Search code examples
pythonapache-sparkpysparkapache-spark-sqlrdd

How to enable multiline reading of a csv file in pyspark


I am reading a CSV file through PySpark. It is a caret delimited file. It has 5 columns. I need only 3 columns of it.

rdd = sc.textFile("test.csv").map(lambda x: x.split("^")).filter(lambda x: len(x)>1).map(lambda x: (x[0], x[2], x[3]))

print rdd.take(5)

As shown below the data in the csv file has a multiline data at the 4th record, last but one column. Due to which though the file is having only 5 records spark is treating it as 6 records.

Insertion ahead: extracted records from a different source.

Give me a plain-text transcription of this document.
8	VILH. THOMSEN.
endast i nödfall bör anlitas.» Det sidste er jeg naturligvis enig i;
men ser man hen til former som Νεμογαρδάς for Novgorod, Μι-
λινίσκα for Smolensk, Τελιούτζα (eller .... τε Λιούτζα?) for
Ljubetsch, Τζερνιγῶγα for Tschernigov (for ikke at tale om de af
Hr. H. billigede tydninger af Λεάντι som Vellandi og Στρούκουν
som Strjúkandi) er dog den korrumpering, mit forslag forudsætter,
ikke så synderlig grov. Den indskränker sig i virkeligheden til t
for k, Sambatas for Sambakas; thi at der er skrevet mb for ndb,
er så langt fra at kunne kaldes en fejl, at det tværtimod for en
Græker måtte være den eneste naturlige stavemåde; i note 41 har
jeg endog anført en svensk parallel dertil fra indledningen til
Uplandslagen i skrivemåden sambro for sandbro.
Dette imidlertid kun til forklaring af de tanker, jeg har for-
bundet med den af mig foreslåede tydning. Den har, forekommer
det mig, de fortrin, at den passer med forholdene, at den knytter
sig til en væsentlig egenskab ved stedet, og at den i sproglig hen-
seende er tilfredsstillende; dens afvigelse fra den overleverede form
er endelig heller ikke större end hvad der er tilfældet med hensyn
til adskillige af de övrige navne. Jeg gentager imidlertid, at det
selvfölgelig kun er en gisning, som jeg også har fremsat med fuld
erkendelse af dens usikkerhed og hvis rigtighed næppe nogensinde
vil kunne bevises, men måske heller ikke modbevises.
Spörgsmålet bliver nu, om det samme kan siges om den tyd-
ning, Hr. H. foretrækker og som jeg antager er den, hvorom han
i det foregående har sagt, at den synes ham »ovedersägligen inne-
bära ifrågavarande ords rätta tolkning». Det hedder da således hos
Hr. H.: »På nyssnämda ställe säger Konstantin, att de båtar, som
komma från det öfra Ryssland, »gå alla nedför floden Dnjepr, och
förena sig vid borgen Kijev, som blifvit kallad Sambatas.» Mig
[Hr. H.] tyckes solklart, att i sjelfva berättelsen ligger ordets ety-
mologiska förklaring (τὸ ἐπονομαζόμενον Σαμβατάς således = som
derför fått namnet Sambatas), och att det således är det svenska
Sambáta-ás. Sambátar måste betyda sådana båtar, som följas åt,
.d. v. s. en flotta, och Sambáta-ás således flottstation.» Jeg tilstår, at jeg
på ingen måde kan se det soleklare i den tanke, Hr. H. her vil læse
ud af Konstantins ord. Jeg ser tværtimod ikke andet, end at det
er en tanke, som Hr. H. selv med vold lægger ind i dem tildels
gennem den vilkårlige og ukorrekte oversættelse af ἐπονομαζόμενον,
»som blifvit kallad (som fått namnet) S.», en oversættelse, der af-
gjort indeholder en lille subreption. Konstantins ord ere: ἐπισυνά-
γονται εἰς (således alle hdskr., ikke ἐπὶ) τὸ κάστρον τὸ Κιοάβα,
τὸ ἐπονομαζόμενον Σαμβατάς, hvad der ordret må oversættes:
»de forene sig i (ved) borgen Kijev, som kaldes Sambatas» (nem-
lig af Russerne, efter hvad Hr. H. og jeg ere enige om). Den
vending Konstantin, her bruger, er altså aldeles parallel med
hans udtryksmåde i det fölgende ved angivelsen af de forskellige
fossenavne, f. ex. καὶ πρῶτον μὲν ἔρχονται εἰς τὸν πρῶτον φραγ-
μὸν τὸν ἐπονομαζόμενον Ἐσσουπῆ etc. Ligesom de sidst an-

So I am facing the index out of range error.

Data in file.csv:

a1^b1^c1^d1^e1
a2^b2^c2^d2^e2
a3^b3^c3^d3^e3
a4^b4^c4^d4 is 
multiline^e4
a5^b5^c5^d5^e5

How to enable the multiline while creating the rdd through sc.textFile()?


Solution

  • In my analysis I came to know that, It cannot be done through sc.textFile(), the reason for this is as soon as we load the s3 file to rdd, then rdd will have list of elements as each record of a s3 file. At this level itself each line with in the multiline is split into different records. So it cannot be achieved through sc.textFile().